The following article requires a subscription:

(Format: HTML, PDF)

BACKGROUND: Postoperative respiratory failure (PRF) is the most frequent respiratory complication following surgery.

OBJECTIVE: The objective of this study was to build a clinically useful predictive model for the development of PRF.

DESIGN: A prospective observational study of a multicentre cohort.

SETTING: Sixty-three hospitals across Europe.

PATIENTS: Patients undergoing any surgical procedure under general or regional anaesthesia during 7-day recruitment periods.

MAIN OUTCOME MEASURES: Development of PRF within 5 days of surgery. PRF was defined by a partial pressure of oxygen in arterial blood (PaO2) less than 8 kPa or new onset oxyhaemoglobin saturation measured by pulse oximetry (SpO2) less than 90% whilst breathing room air that required conventional oxygen therapy, noninvasive or invasive mechanical ventilation.

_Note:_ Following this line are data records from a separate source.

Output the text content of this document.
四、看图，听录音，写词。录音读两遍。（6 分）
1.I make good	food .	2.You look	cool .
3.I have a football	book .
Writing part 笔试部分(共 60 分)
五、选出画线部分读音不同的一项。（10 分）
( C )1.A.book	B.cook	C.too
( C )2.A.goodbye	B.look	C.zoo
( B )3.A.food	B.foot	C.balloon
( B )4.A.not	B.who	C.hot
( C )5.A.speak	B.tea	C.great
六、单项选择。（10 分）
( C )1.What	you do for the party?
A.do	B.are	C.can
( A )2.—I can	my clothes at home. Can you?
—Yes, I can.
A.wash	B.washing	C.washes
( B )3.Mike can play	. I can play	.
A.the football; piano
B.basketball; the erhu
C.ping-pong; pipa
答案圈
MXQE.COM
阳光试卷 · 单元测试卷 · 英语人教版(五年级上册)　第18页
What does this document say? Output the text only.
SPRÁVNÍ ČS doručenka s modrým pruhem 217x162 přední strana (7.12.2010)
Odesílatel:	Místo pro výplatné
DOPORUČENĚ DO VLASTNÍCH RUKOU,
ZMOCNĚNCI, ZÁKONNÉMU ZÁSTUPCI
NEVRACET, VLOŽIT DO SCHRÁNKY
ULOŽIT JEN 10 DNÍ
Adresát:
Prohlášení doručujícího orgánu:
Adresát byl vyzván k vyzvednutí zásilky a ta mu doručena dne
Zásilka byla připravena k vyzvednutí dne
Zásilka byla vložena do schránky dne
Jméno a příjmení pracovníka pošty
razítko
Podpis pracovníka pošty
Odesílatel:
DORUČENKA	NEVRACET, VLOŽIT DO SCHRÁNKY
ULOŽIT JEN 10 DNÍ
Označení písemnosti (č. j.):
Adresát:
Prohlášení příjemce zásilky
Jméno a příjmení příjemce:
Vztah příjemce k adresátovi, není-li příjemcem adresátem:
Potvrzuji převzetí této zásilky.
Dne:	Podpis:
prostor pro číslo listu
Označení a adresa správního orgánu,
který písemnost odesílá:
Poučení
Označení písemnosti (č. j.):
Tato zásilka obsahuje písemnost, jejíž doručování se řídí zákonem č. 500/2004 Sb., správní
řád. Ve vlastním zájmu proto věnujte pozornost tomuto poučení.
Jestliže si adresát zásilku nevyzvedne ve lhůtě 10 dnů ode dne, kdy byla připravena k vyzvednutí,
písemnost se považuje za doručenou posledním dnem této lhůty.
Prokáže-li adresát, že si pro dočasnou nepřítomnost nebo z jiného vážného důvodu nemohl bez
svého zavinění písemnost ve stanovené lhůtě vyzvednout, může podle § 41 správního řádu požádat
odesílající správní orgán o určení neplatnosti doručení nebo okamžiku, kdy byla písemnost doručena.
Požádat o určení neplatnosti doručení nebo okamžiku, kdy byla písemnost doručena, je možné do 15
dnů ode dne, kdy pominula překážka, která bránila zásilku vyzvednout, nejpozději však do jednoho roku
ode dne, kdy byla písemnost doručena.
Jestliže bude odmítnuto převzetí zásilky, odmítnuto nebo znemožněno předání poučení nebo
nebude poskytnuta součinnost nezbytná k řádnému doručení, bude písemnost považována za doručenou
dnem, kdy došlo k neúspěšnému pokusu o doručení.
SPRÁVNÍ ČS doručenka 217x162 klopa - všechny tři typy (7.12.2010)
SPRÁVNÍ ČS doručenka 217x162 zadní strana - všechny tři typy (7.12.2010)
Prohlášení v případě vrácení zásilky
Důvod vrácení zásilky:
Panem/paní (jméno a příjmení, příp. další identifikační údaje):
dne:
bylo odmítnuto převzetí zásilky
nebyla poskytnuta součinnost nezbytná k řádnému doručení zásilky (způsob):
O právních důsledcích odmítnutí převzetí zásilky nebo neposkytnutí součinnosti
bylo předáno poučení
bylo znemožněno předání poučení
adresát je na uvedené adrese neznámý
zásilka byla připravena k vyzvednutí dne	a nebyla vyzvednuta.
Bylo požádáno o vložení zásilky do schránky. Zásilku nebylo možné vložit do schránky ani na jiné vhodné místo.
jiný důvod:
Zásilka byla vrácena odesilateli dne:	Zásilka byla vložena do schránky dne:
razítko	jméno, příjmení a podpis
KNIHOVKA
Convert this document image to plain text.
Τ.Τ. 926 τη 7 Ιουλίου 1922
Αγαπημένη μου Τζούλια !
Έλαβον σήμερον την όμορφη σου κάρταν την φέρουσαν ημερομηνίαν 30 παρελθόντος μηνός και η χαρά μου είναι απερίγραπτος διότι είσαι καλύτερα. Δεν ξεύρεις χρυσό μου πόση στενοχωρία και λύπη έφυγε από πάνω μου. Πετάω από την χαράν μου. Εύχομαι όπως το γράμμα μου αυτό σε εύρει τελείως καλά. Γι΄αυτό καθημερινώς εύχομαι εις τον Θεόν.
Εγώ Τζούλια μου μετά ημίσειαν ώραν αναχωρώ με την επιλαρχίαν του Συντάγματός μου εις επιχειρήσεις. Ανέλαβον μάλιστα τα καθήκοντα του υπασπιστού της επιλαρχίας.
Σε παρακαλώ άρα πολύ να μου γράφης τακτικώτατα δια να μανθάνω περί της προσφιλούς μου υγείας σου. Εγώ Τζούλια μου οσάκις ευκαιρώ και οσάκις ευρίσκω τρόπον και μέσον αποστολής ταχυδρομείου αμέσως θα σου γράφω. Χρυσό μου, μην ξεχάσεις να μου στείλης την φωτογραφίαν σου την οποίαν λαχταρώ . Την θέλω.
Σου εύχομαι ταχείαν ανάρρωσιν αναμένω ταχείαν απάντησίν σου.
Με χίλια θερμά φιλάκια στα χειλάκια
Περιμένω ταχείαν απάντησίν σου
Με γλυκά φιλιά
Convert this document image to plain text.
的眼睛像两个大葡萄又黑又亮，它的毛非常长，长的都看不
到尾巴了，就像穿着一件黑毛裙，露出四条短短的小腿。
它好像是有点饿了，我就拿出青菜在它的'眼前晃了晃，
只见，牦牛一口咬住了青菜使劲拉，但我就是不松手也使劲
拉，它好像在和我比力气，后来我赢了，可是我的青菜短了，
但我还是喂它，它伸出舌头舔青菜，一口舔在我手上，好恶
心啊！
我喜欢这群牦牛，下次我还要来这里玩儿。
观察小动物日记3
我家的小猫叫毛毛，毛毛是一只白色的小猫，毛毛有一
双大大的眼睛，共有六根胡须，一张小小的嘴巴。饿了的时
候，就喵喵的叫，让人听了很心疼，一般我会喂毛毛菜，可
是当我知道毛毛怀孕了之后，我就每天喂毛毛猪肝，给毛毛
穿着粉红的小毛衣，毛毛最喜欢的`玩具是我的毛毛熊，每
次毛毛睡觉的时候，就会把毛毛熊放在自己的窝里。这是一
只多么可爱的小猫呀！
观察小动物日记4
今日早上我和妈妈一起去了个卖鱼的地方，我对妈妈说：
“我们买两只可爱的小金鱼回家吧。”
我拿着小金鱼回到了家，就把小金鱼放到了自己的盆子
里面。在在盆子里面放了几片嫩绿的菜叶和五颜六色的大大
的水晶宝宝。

RESULTS: PRF developed in 224 patients (4.2% of the 5384 patients studied). In-hospital mortality [95% confidence interval (95% CI)] was higher in patients who developed PRF [10.3% (6.3 to 14.3) vs. 0.4% (0.2 to 0.6)]. Regression modelling identified a predictive PRF score that includes seven independent risk factors: low preoperative SpO2; at least one preoperative respiratory symptom; preoperative chronic liver disease; history of congestive heart failure; open intrathoracic or upper abdominal surgery; surgical procedure lasting at least 2 h; and emergency surgery. The area under the receiver operating characteristic curve (c-statistic) was 0.82 (95% CI 0.79 to 0.85) and the Hosmer-Lemeshow goodness-of-fit statistic was 7.08 (P = 0.253).

CONCLUSION: A risk score based on seven objective, easily assessed factors was able to predict which patients would develop PRF. The score could potentially facilitate preoperative risk assessment and management and provide a basis for testing interventions to improve outcomes.

The study was registered at (identifier NCT01346709).